Today we have Re:Fuels own Felix Leach talking about his stunning 1990 VW Corrado. A car he’s owned for almost a year but hasn’t been able to drive. Continue reading to find out why.
Hi everyone, here’s an introduction to my Corrado.
In May of 2019, I purchased my 1990 Volkswagen Corrado 1.8 16v . In 1990 you could either get the Corrado with the 1.8 16v kr motor or the supercharged 1.8 8v G60 version. The KR motor would only be an option from 1989-1992 and was also used at the time in the MK2 Golf GTI. Similarly, the Corrado’s floorpan (excluding VR6 models) was based on the same A2 platform as the MK2 Golf and Jetta. When Volkswagen offered the Corrado there were many additional options you could go for: leather seats, ABS, electric windows, electric sunroof etc. Of which mine has none and I tell myself that this means there’s less to go wrong!
Personally, I have an interest for all cars from classic British to JDM, so I was never specifically in the market for a Volkswagen Corrado. In fact, I had very little knowledge of Corrado’s before buying one, I but have always been interested in them for their “boxy” styling. I’ve always had a love for the “boxy” car designs associated with the 1980’s and 90’s, with cars such as the Audi Quattro and BMW E30. I was looking at the time to buy a modern classic / project car, something I could work on and enjoy. I didn’t have a large budget to work with, I was looking at cars such as Honda Preludes, MK3 Golf GTI’s and MK2 Fiesta’s.
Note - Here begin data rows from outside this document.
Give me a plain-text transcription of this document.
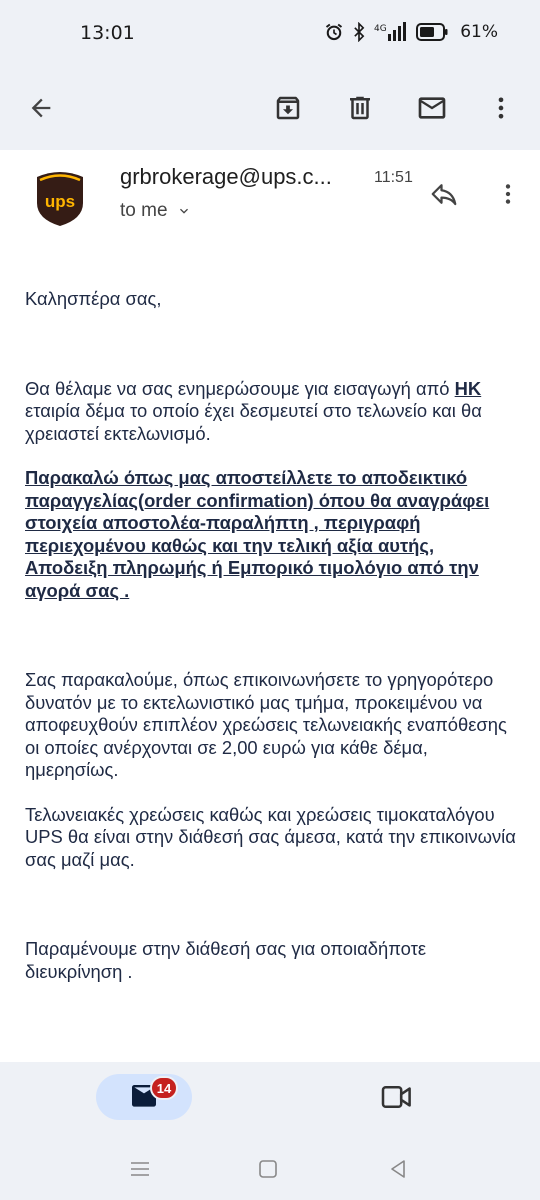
13:01	4G	61%
ups
grbrokerage@ups.c...	11:51
to me

Καλησπέρα σας,

Θα θέλαμε να σας ενημερώσουμε για εισαγωγή από HK εταιρία δέμα το οποίο έχει δεσμευτεί στο τελωνείο και θα χρειαστεί εκτελωνισμό.

Παρακαλώ όπως μας αποστείλλετε το αποδεικτικό παραγγελίας(order confirmation) όπου θα αναγράφει στοιχεία αποστολέα-παραλήπτη , περιγραφή περιεχομένου καθώς και την τελική αξία αυτής, Αποδειξη πληρωμής ή Εμπορικό τιμολόγιο από την αγορά σας .

Σας παρακαλούμε, όπως επικοινωνήσετε το γρηγορότερο δυνατόν με το εκτελωνιστικό μας τμήμα, προκειμένου να αποφευχθούν επιπλέον χρεώσεις τελωνειακής εναπόθεσης οι οποίες ανέρχονται σε 2,00 ευρώ για κάθε δέμα, ημερησίως.

Τελωνειακές χρεώσεις καθώς και χρεώσεις τιμοκαταλόγου UPS θα είναι στην διάθεσή σας άμεσα, κατά την επικοινωνία σας μαζί μας.

Παραμένουμε στην διάθεσή σας για οποιαδήποτε διευκρίνηση .

14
However, when driving my Father to collect the family wagon after some repairs at a garage in Dorchester; we noticed this bright red Corrado parked outside.
After talking with the mechanic at the garage, Ollie, we found out that it was in fact his personal car, which he was selling but hadn’t listed any advertisements for. Ollie then took us round the car discussing how he had plans to do the popular 1.8t BAM engine swap, but just never found the time to do so. Unfortunately, we were unable to take the car for a test drive that day, so we planned another visit. Ollie was incredibly helpful and when we arrived the second time the car was up on the lift in the garage so that we could completely inspect the underside. After taking the car for a short test drive around the neighbouring lanes I knew that I had to have the car and I would regret it if I didn’t.
My favourite thing about the Corrado has to be its active rear spoiler! The Corrado was one of the first production cars in history to have ‘active aero’. The active rear spoiler does provide function in breaking up the laminar flow over the car at high speeds. This helps to reduce rear-end lift by 64%. But if I’m completely honest, I never tire of watching the spoiler operate as you drive along, going up as you exceed 45mph and back down below 15mph.
With there being less than 100,000 Corrado’s produced globally, and under 6,000 being sold in the UK, the Corrado isn’t your most common car. However, due to VW sharing a lot of the running gear parts amongst their platform range running gear parts are easy to replace and won’t cost you too much. Unfortunately, this isn’t the case for parts which were specific to the Corrado model such as interior parts, like speaker covers, or exterior body parts, like front indicators. This means that such parts are difficult to find, often second hand and can cost you an arm and a leg once sourced. Therefore, I would advise anyone when looking at a Corrado with the intention to buy makes a list of parts which need replacing and go away to source them. You can then create a mock price of how much it would cost and account this into your purchase price of the vehicle.
Despite owning the car for almost a year now, due to being 18, I was unable to get insured on the car. Up until 2 weeks ago, I have only been able to drive the car a handful of times. For the past 11 months of ownership both my parents have been insured on the car whilst I’ve had to sit in the passenger seat. However, now I’m 19 I can drive it as often as a like and, once lock-down is over, my first action will be driving the Corrado to the Re:Opening!
Thanks for reading,
Engine: 1.8 16v
Top Speed: 131mph.
0-62mph time: 9.3 seconds
Additional mods: Front and rear fitted adjustable coilovers, 16×7.5 Borbet type A’s in front resprayed anthracite grey, 16×9 Borbet Type A’s in rear resprayed anthracite grey, Imasaf exhaust system, full body respray in 2016 (originally tornado red), smoothed front bumper, tinted rear lights.